The primary advantage of the non-deductible Traditional IRA is that you can do a "Backdoor Roth IRA." The strategy is called the "Backdoor Roth Conversion." Because the contribution limits apply to high-income earners, many of you may not have any reason to do a "backdoor Roth," at least not yet. But it might still be a good idea to be aware of it; perhaps it will come in handy one day. So, here is how to do it:
Step one: Make a non-deductible Traditional IRA contribution. For 2025, you can contribute $7,000. Your brokerage won't know that it's non-deductible; that is determined when you file your taxes the following April. That is simply a Traditional IRA contribution that you will not get a tax break on. You are essentially putting after-tax (rather than pre-tax) money into a Traditional IRA.
Step two: Choose a safe investment like a money market fund when making your (non-deductible) Traditional IRA contribution. Once the transfer is completed and you hold the money market fund in your (non-deductible) Traditional IRA, convert the balance to a Roth IRA. If you convert immediately after the initial account funding, you will owe very little in taxes. Some people like to wait a few days before converting.
Step three: Request your brokerage to make the Roth conversion. (You'll need a Roth account available to accept the funds.) Once you do the conversion, you have completed the " backdoor Roth IRA contribution" and can invest in whatever you want. However, if you have outstanding Traditional IRAs, this will complicate the tax reporting. Therefore, doing this in a Traditional IRA with a zero balance is best.

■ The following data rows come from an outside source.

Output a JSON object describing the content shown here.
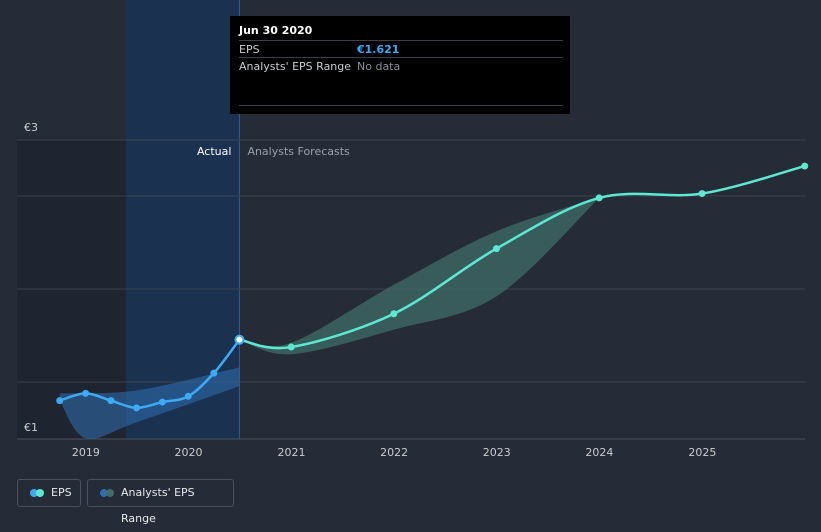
{
  "tooltip": {
    "date": "Jun 30 2020",
    "rows": [
      {
        "label": "EPS",
        "value": "€1.621"
      },
      {
        "label": "Analysts' EPS Range",
        "value": "No data"
      }
    ]
  },
  "legend": {
    "eps": "EPS",
    "range": "Analysts' EPS Range"
  },
  "colors": {
    "background": "#252b37",
    "actual_line": "#3fa9f5",
    "forecast_line": "#5ee8d0",
    "forecast_band": "#3f6e69",
    "actual_band": "#2f6fb0",
    "highlight": "#173559"
  },
  "chart_data": {
    "type": "line",
    "y_tick_labels": [
      "€3",
      "€1"
    ],
    "x_tick_labels": [
      "2019",
      "2020",
      "2021",
      "2022",
      "2023",
      "2024",
      "2025"
    ],
    "divider_labels": {
      "left": "Actual",
      "right": "Analysts Forecasts"
    },
    "xlim": [
      "2018-05-01",
      "2026-01-01"
    ],
    "ylim": [
      0.935,
      3.0
    ],
    "series": [
      {
        "name": "EPS",
        "kind": "actual",
        "points": [
          {
            "x": "2018-09-30",
            "y": 1.2
          },
          {
            "x": "2018-12-31",
            "y": 1.25
          },
          {
            "x": "2019-03-31",
            "y": 1.2
          },
          {
            "x": "2019-06-30",
            "y": 1.15
          },
          {
            "x": "2019-09-30",
            "y": 1.19
          },
          {
            "x": "2019-12-31",
            "y": 1.23
          },
          {
            "x": "2020-03-31",
            "y": 1.39
          },
          {
            "x": "2020-06-30",
            "y": 1.621
          }
        ]
      },
      {
        "name": "EPS",
        "kind": "forecast",
        "points": [
          {
            "x": "2020-06-30",
            "y": 1.621
          },
          {
            "x": "2020-12-31",
            "y": 1.57
          },
          {
            "x": "2021-12-31",
            "y": 1.8
          },
          {
            "x": "2022-12-31",
            "y": 2.25
          },
          {
            "x": "2023-12-31",
            "y": 2.6
          },
          {
            "x": "2024-12-31",
            "y": 2.63
          },
          {
            "x": "2025-12-31",
            "y": 2.82
          }
        ]
      }
    ],
    "range_actual": {
      "upper": [
        {
          "x": "2018-09-30",
          "y": 1.25
        },
        {
          "x": "2019-06-30",
          "y": 1.27
        },
        {
          "x": "2020-06-30",
          "y": 1.43
        }
      ],
      "lower": [
        {
          "x": "2018-09-30",
          "y": 1.2
        },
        {
          "x": "2018-12-31",
          "y": 0.94
        },
        {
          "x": "2019-06-30",
          "y": 1.05
        },
        {
          "x": "2020-06-30",
          "y": 1.3
        }
      ]
    },
    "range_forecast": {
      "upper": [
        {
          "x": "2020-06-30",
          "y": 1.621
        },
        {
          "x": "2020-12-31",
          "y": 1.6
        },
        {
          "x": "2021-12-31",
          "y": 2.0
        },
        {
          "x": "2022-12-31",
          "y": 2.37
        },
        {
          "x": "2023-12-31",
          "y": 2.6
        }
      ],
      "lower": [
        {
          "x": "2020-06-30",
          "y": 1.621
        },
        {
          "x": "2020-12-31",
          "y": 1.52
        },
        {
          "x": "2021-12-31",
          "y": 1.69
        },
        {
          "x": "2022-12-31",
          "y": 1.92
        },
        {
          "x": "2023-12-31",
          "y": 2.6
        }
      ]
    }
  }
}
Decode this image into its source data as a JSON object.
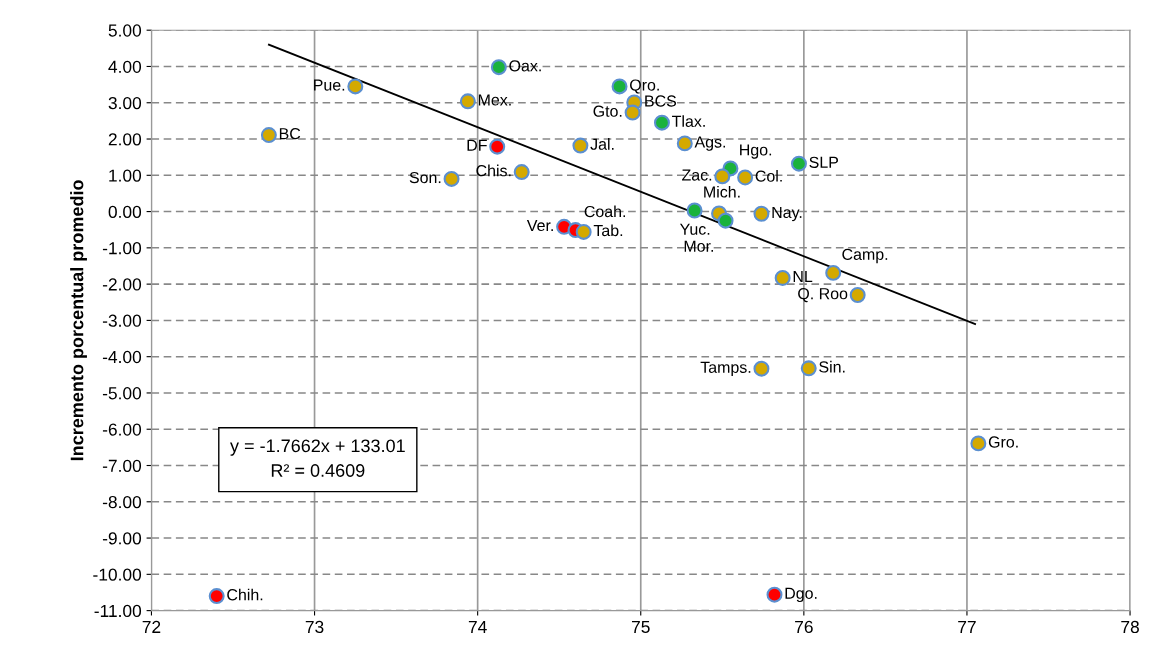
{
  "chart_data": {
    "type": "scatter",
    "ylabel": "Incremento porcentual promedio",
    "x": [
      73.25,
      72.72,
      74.13,
      73.94,
      74.12,
      74.27,
      73.84,
      74.87,
      74.96,
      74.95,
      75.13,
      75.27,
      74.63,
      75.55,
      75.97,
      75.5,
      75.64,
      75.33,
      75.48,
      75.52,
      75.74,
      74.53,
      74.6,
      74.65,
      75.87,
      76.18,
      76.33,
      75.74,
      76.03,
      77.07,
      72.4,
      75.82
    ],
    "values": [
      3.45,
      2.11,
      3.98,
      3.04,
      1.79,
      1.09,
      0.9,
      3.45,
      3.01,
      2.73,
      2.45,
      1.88,
      1.82,
      1.19,
      1.32,
      0.97,
      0.94,
      0.03,
      -0.05,
      -0.25,
      -0.06,
      -0.42,
      -0.51,
      -0.56,
      -1.83,
      -1.69,
      -2.3,
      -4.33,
      -4.32,
      -6.39,
      -10.6,
      -10.56
    ],
    "colors": [
      "#d4a900",
      "#d4a900",
      "#1ab23c",
      "#d4a900",
      "#ff0000",
      "#d4a900",
      "#d4a900",
      "#1ab23c",
      "#d4a900",
      "#d4a900",
      "#1ab23c",
      "#d4a900",
      "#d4a900",
      "#1ab23c",
      "#1ab23c",
      "#d4a900",
      "#d4a900",
      "#1ab23c",
      "#d4a900",
      "#1ab23c",
      "#d4a900",
      "#ff0000",
      "#ff0000",
      "#d4a900",
      "#d4a900",
      "#d4a900",
      "#d4a900",
      "#d4a900",
      "#d4a900",
      "#d4a900",
      "#ff0000",
      "#ff0000"
    ],
    "series": [
      {
        "type": "line",
        "color": "#000000",
        "marker": "none",
        "x": [
          72.72,
          77.05
        ],
        "values": [
          4.6,
          -3.1
        ]
      }
    ],
    "annotations": [
      {
        "text": "Pue.",
        "x": 73.25,
        "y": 3.45
      },
      {
        "text": "BC",
        "x": 72.72,
        "y": 2.11
      },
      {
        "text": "Oax.",
        "x": 74.13,
        "y": 3.98
      },
      {
        "text": "Mex.",
        "x": 73.94,
        "y": 3.04
      },
      {
        "text": "DF",
        "x": 74.12,
        "y": 1.79
      },
      {
        "text": "Chis.",
        "x": 74.27,
        "y": 1.09
      },
      {
        "text": "Son.",
        "x": 73.84,
        "y": 0.9
      },
      {
        "text": "Qro.",
        "x": 74.87,
        "y": 3.45
      },
      {
        "text": "BCS",
        "x": 74.96,
        "y": 3.01
      },
      {
        "text": "Gto.",
        "x": 74.95,
        "y": 2.73
      },
      {
        "text": "Tlax.",
        "x": 75.13,
        "y": 2.45
      },
      {
        "text": "Ags.",
        "x": 75.27,
        "y": 1.88
      },
      {
        "text": "Jal.",
        "x": 74.63,
        "y": 1.82
      },
      {
        "text": "Hgo.",
        "x": 75.55,
        "y": 1.19
      },
      {
        "text": "SLP",
        "x": 75.97,
        "y": 1.32
      },
      {
        "text": "Zac.",
        "x": 75.5,
        "y": 0.97
      },
      {
        "text": "Col.",
        "x": 75.64,
        "y": 0.94
      },
      {
        "text": "Mich.",
        "x": 75.33,
        "y": 0.03
      },
      {
        "text": "Yuc.",
        "x": 75.48,
        "y": -0.05
      },
      {
        "text": "Mor.",
        "x": 75.52,
        "y": -0.25
      },
      {
        "text": "Nay.",
        "x": 75.74,
        "y": -0.06
      },
      {
        "text": "Ver.",
        "x": 74.53,
        "y": -0.42
      },
      {
        "text": "Coah.",
        "x": 74.6,
        "y": -0.51
      },
      {
        "text": "Tab.",
        "x": 74.65,
        "y": -0.56
      },
      {
        "text": "NL",
        "x": 75.87,
        "y": -1.83
      },
      {
        "text": "Camp.",
        "x": 76.18,
        "y": -1.69
      },
      {
        "text": "Q. Roo",
        "x": 76.33,
        "y": -2.3
      },
      {
        "text": "Tamps.",
        "x": 75.74,
        "y": -4.33
      },
      {
        "text": "Sin.",
        "x": 76.03,
        "y": -4.32
      },
      {
        "text": "Gro.",
        "x": 77.07,
        "y": -6.39
      },
      {
        "text": "Chih.",
        "x": 72.4,
        "y": -10.6
      },
      {
        "text": "Dgo.",
        "x": 75.82,
        "y": -10.56
      },
      "y = -1.7662x + 133.01\nR² = 0.4609"
    ],
    "xlim": [
      72,
      78
    ],
    "xticks": [
      72,
      73,
      74,
      75,
      76,
      77,
      78
    ],
    "ylim": [
      -11,
      5
    ],
    "yticks": [
      {
        "value": 5,
        "label": "5.00"
      },
      {
        "value": 4,
        "label": "4.00"
      },
      {
        "value": 3,
        "label": "3.00"
      },
      {
        "value": 2,
        "label": "2.00"
      },
      {
        "value": 1,
        "label": "1.00"
      },
      {
        "value": 0,
        "label": "0.00"
      },
      {
        "value": -1,
        "label": "-1.00"
      },
      {
        "value": -2,
        "label": "-2.00"
      },
      {
        "value": -3,
        "label": "-3.00"
      },
      {
        "value": -4,
        "label": "-4.00"
      },
      {
        "value": -5,
        "label": "-5.00"
      },
      {
        "value": -6,
        "label": "-6.00"
      },
      {
        "value": -7,
        "label": "-7.00"
      },
      {
        "value": -8,
        "label": "-8.00"
      },
      {
        "value": -9,
        "label": "-9.00"
      },
      {
        "value": -10,
        "label": "-10.00"
      },
      {
        "value": -11,
        "label": "-11.00"
      }
    ],
    "grid": true,
    "marker": "circle"
  }
}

Step four: You must complete a special form (IRA Form 8606) when tax time rolls around. It's relatively simple, and if you use tax software, it will do it for you automatically. When entering a backdoor Roth in tax software, report the (non-deductible) Traditional IRA contributions, then report the conversion. That is a little out of sequence regarding how most tax programs work, but doing so will help prevent reporting problems.
For reflection: This article is unique because it mainly applies to high-income earners. As I said early on, this may not apply to you—not yet, anyway—but it might someday. How would you describe your heart attitude toward earning more money? Needing (or wanting) more income isn’t a sin, but wanting more and more because more is never enough could be. When someone asked billionaire John Rockefeller how much “enough” is, he replied, “just one dollar more.” Contentment is a key character trait when it comes to money; consider that when you think of what is “enough” for you. (We’ll talk more about contentment when discussing consumption and spending.)
Verse: “But godliness with contentment is great gain” (1 Timothy 6:6, ESV).